June 27, 2018

Considering the employee's personnel history is setting a disciplinary penalty


Considering the employee's personnel history is setting a disciplinary penalty
Brizel v City of New York, 2018 NY Slip Op 03755, Appellate Division, First Department

Educator was served with disciplinary charges pursuant to Education Law §3020-a. The Arbitrator found the teacher, who had a 27-year career with the New York City Department of Education, guilty of misconduct and terminating his employment.

The Appellate Division confirmed the arbitration award, noting that the Educator's career, "was not without incident, as evidenced by his 2008 settlement of disciplinary charges." The court then observed that the Arbitrator "properly considered" an earlier settlement of those charges in setting the disiplinary penalty in this instance. In addition the Appellate Division noted that the Educator failed to acknowledge the gravity of his misconduct, continues to deny wrongdoing, and attempted to shift blame to his students.
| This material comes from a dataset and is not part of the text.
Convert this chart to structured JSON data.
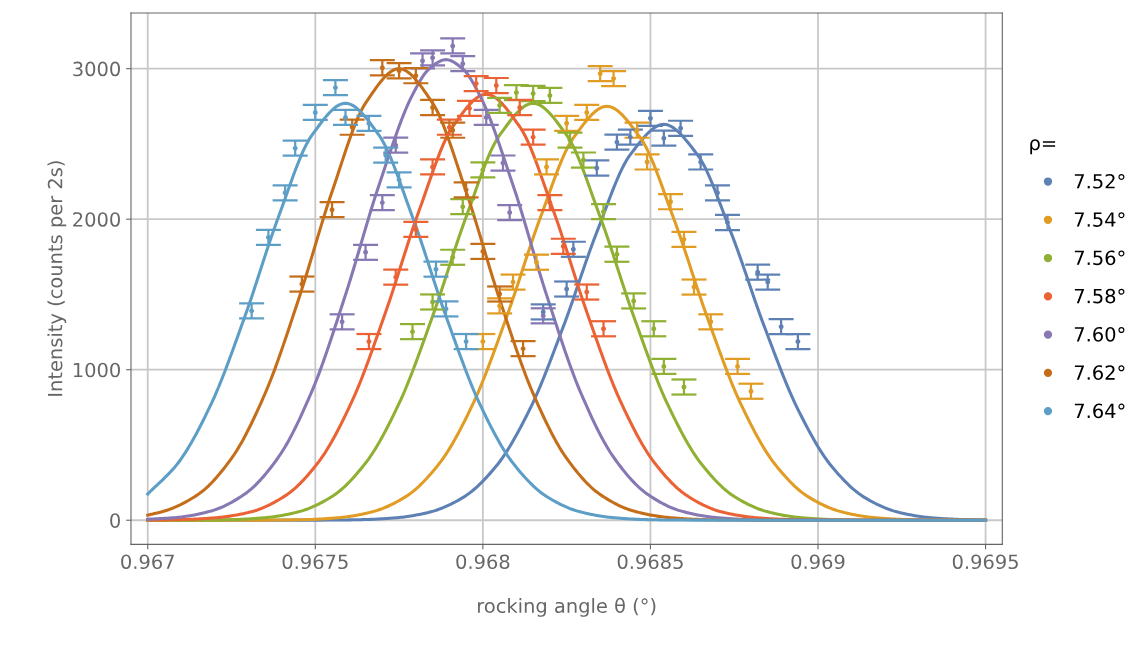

Considering an employee's personnel history in setting a disciplinary penalty is permitted provided, as the Court of Appeals held in Bigelow v Trustees of the Village of Gouverneur, 63 NY2d 470 and Doyle v Ten Broeck, 52 NY2d 625, the individual is advised that this will be done and is given an opportunity to comment on the contents of his or her personnel file.

Further, as the court noted in Shafer v Board of Fire Commr., Selkirk Fire Dist., 107 AD3d 1229, a series of petty offenses by a single individual may have a cumulative impact in the setting of a penalty. In fact, courts have approved the dismissal of an employee for a series of misdeeds that if considered individually would not have been viewed as justifying termination.

In determining the appropriate penalty to be imposed, relevant issues include considering if this is the employee’s first offense of this nature, or is there a pattern of such offenses and had the employee been disciplined or served with disciplinary notice in the past.

In sustaining the Arbitrator's determination as to the penalty to be imposed in this instance, the Appellate Division said that "Under the circumstances presented, the penalty of termination does not shock our sense of fairness," citing Bolt v New York City Department of Education, 30 NY3d 1065.